L’artista saudita Abdulnasser Gharem (1973) è noto per le sue opere politicamente e socialmente impegnate ispirate al mondo islamico. Gharem, che è stato fino a poco tempo fa tenente colonnello nell’esercito saudita, apre la sua prima personale negli Usa al Los Angeles County Museum of Art (Lacma) dal 16 aprile al 2 luglio.
La mostra, organizzata con il King Abdulaziz Center for World Culture, comprende 11 opere, tra cui un nuovo quadro e una nuova scultura, tutte realizzate da Gharem (che abbiamo intervistato) avendo ben presente l’attentato dell’11 settembre al World Trade Center. Due dei dirottatori erano ex compagni di classe di Gharem.
Com’è nata la mostra del Lacma?
Nel 2010 l’organismo per l’arte di cui sono stato cofondatore, Edge of Arabia, ha organizzato una mostra nella Kingdom Tower a Riyadh. Era una piccola esposizione, in uno spazio simile a un corridoio, ma all’improvviso è arrivato il direttore del Lacma Michael Govan. Gli piacevano molto le opere e abbiamo parlato a lungo. Subito dopo il museo comprò una mia opera, il video «The path (Siraat)» (2007). Da allora il museo ha seguito il mio lavoro.
Il Lacma possiede la più grande collezione di arte contemporanea mediorientale negli Usa e, dopo l’Iran, l’Arabia Saudita è il Paese più rappresentato nella sua collezione. Quale pensa sia la ragione dell’interesse per l’arte di questi Paesi?

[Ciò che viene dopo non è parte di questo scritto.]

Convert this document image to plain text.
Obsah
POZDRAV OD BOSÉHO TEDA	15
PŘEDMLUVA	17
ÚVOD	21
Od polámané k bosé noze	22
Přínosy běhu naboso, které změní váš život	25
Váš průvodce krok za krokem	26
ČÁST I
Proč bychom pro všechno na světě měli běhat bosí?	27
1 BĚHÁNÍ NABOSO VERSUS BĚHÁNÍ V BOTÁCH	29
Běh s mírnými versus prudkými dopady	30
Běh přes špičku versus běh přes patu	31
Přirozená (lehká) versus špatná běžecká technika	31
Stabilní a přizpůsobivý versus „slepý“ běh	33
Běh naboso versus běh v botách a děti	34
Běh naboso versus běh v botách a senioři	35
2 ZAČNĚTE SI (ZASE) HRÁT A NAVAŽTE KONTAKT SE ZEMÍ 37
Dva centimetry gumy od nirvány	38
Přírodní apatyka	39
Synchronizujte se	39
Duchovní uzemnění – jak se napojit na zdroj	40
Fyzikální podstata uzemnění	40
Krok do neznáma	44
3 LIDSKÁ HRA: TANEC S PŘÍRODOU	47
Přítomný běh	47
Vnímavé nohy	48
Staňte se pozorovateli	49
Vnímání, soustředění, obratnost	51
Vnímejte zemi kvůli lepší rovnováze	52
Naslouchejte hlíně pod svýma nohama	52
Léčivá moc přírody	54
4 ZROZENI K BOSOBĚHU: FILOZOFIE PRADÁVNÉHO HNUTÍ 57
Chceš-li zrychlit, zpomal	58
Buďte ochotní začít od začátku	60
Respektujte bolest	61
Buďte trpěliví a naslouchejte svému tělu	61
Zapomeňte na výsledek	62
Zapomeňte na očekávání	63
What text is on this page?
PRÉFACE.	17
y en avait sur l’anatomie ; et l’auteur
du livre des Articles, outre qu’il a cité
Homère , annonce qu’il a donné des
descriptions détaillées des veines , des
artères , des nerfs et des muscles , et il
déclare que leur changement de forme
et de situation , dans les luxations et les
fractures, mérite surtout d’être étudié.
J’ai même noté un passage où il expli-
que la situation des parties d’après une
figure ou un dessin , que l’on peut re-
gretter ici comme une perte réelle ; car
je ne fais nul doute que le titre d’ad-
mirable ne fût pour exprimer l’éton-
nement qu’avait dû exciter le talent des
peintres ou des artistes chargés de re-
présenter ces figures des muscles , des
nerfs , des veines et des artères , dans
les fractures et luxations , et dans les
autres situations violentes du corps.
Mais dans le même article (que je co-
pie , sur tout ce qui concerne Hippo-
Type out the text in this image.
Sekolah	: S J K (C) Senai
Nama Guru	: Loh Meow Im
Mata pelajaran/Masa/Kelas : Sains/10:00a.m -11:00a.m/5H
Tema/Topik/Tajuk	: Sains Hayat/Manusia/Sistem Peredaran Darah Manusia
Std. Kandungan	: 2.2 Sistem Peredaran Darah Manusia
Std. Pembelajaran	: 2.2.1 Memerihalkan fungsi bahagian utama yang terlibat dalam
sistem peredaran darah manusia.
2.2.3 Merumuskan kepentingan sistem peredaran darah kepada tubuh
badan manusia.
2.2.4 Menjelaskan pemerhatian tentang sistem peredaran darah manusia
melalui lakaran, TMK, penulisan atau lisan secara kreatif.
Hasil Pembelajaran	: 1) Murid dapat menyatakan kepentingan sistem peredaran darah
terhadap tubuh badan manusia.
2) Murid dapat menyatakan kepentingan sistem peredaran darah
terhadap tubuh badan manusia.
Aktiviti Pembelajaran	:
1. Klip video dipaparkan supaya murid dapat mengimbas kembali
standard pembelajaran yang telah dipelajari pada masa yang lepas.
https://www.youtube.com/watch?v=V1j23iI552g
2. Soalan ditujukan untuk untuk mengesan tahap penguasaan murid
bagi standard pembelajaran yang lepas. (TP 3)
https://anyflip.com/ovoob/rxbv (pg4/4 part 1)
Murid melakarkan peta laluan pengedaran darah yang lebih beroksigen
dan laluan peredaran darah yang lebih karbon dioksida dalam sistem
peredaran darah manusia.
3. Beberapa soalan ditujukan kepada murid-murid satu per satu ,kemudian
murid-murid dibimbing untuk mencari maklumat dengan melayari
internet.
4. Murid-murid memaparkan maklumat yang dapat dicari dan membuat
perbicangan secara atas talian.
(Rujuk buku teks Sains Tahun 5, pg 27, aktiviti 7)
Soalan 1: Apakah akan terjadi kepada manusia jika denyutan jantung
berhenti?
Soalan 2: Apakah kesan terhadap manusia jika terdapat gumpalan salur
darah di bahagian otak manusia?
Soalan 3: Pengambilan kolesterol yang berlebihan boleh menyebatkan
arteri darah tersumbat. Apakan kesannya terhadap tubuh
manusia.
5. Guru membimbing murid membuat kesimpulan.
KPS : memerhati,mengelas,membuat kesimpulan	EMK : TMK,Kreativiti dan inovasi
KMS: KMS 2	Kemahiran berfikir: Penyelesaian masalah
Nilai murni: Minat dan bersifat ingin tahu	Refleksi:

Credo che l’Arabia Saudita e l’Iran abbiano qualcosa in comune nel senso che qui gli artisti non dispongono di sedi dove possono esporre le loro opere e discutere di certi argomenti. Le leggi sulla libertà di espressione in entrambi i Paesi rendono difficile esporre arte. Lo staff del Lacma ha scovato questi artisti. Ci hanno dato lo spazio per esprimerci senza pressioni o influenze.
La sua mostra arriva in un clima di tensione nei rapporti tra gli Usa e alcuni Paesi mediorientali, con il divieto di ingresso recentemente ristabilito dal presidente Trump. Pensa che sia un momento importante per fare una mostra di questo tipo negli Usa?
Alcune opere riflettono ciò che sta accadendo in Arabia Saudita e negli Usa. Ma non sto prendendo una posizione. Cerco semplicemente di essere uno specchio della mia società. Voglio stimolare le idee e le ideologie delle persone e chiedere loro che cosa pensano.
Recentemente ha aperto il Gharem Studio a Riyadh, che dà agli artisti sauditi uno spazio per lavorare e condividere idee e li aiuta a costruirsi un network di relazioni. Perché lo ha fatto?
In Arabia Saudita non abbiamo un museo e lo studio è un piccolo tentativo. La generazione più giovane del Paese ha molto talento ma nessuno la ascolta. A essere onesto sto imparando da loro. Sono un artista in Arabia Saudita quindi ho bisogno di lavorare su quel che posso fare per dare il mio contributo qui. È una missione, è qualcosa di più che fare semplicemente opere d’arte ed esporle in una galleria.